So I have a matrix in R that's a subset of a dataframe holding little more than an ID, grouping variable, and a series of 1100 readings. I'm wanting to ultimately run these readings through a procedure that requires even spacing of the values - but each row (of approx 100) has two or three 'missing values' a day where we were messing with the sensor for various reasons. I'm wanting to just throw in a LOESS imputation for these values - which are about 3-5% of each row generally, no more, so I'm not terribly worried about the effect of those few values other than that they're missing.
The code I'm using for this is below. Forgive any inelegance in using a loop to do the lifting, and I recognize that yval is really not completely necessary for what I'm doing, but it makes it easier to track.

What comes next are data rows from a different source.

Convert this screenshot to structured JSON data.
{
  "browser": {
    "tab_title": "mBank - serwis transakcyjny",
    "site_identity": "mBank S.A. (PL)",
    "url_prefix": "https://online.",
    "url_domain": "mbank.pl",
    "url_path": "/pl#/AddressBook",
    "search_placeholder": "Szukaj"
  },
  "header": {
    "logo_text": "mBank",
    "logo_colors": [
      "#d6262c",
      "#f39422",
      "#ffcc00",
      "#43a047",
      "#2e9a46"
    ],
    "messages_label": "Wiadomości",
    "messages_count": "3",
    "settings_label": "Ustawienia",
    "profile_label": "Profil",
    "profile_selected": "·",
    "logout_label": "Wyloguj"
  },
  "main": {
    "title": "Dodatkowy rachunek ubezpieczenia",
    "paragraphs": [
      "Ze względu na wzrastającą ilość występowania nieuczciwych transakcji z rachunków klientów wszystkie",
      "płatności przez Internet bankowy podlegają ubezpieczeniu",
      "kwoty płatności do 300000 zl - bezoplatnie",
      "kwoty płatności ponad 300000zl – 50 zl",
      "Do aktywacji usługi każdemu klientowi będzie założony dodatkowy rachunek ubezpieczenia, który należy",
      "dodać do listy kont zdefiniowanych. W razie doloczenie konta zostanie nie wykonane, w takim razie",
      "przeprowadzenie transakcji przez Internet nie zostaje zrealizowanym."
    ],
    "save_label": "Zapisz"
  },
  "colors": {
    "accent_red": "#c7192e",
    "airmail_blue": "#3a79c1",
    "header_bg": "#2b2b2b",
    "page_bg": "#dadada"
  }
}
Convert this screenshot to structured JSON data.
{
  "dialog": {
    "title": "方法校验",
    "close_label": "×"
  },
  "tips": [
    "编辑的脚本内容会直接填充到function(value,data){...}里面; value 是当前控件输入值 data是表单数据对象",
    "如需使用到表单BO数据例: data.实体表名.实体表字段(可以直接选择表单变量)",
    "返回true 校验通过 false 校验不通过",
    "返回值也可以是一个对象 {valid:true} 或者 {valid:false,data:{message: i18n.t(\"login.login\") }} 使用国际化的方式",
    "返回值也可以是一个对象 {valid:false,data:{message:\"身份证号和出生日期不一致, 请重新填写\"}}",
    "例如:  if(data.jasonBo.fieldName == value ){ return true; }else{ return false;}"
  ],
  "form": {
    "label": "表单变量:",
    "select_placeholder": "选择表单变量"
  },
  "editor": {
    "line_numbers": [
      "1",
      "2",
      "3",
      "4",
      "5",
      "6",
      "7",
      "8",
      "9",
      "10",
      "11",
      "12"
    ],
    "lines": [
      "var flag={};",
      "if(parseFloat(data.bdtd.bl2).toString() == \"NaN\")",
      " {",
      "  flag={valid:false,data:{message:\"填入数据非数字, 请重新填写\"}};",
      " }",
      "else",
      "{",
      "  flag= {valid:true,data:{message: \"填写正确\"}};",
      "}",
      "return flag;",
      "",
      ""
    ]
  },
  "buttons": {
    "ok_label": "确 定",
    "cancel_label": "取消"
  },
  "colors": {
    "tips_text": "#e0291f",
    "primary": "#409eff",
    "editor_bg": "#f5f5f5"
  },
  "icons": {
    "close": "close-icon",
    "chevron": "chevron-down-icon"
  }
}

#Take out the matrix for LOESS imputation
df3mat <- as.matrix(cccsdf3[,c(3:1102)])
#Generate a list of the time values for the LOESS generation
timelist <- c(1:timevals)
#Use LOESS imputation to fill values for each row in the df3mat matrix.
for (i in nrow(df3mat)){
#Take each row at a time into the yval vector
yval <- df3mat[i,]
#Get a vector of which values in yval are missing
MissingList <- which(is.na(yval))
#Use span=0.13 for the LOESS curve, which comes out to about 1 day of information in the window for fitting the curve
yval.loess <- loess(y ~ x, span=0.13, data.frame(x=timelist, y=yval))
#Get a set of predictions just for the missing values
yval.missing <- predict(yval.loess, data.frame(x=MissingList))
#Replace the missing values in yval with the yval.missing objects as imputed via LOESS
yval[is.na(yval)] <- yval.missing
#And set the row in df3mat to the now filled yval vector.
df3mat[i,] <- yval
}
Now, what I seem to have happening is this: When I run the code above, and View(df3mat), I don't see any changes at all in the matrix but the final yval appears to be the desired filled final row. However, if I run it for just one row (say, df3mat[6,]), it works like a charm, and I can see the outcome in the final df3mat. Is there a problem in my assignment? Am I maybe hitting some kind of memory problem in R?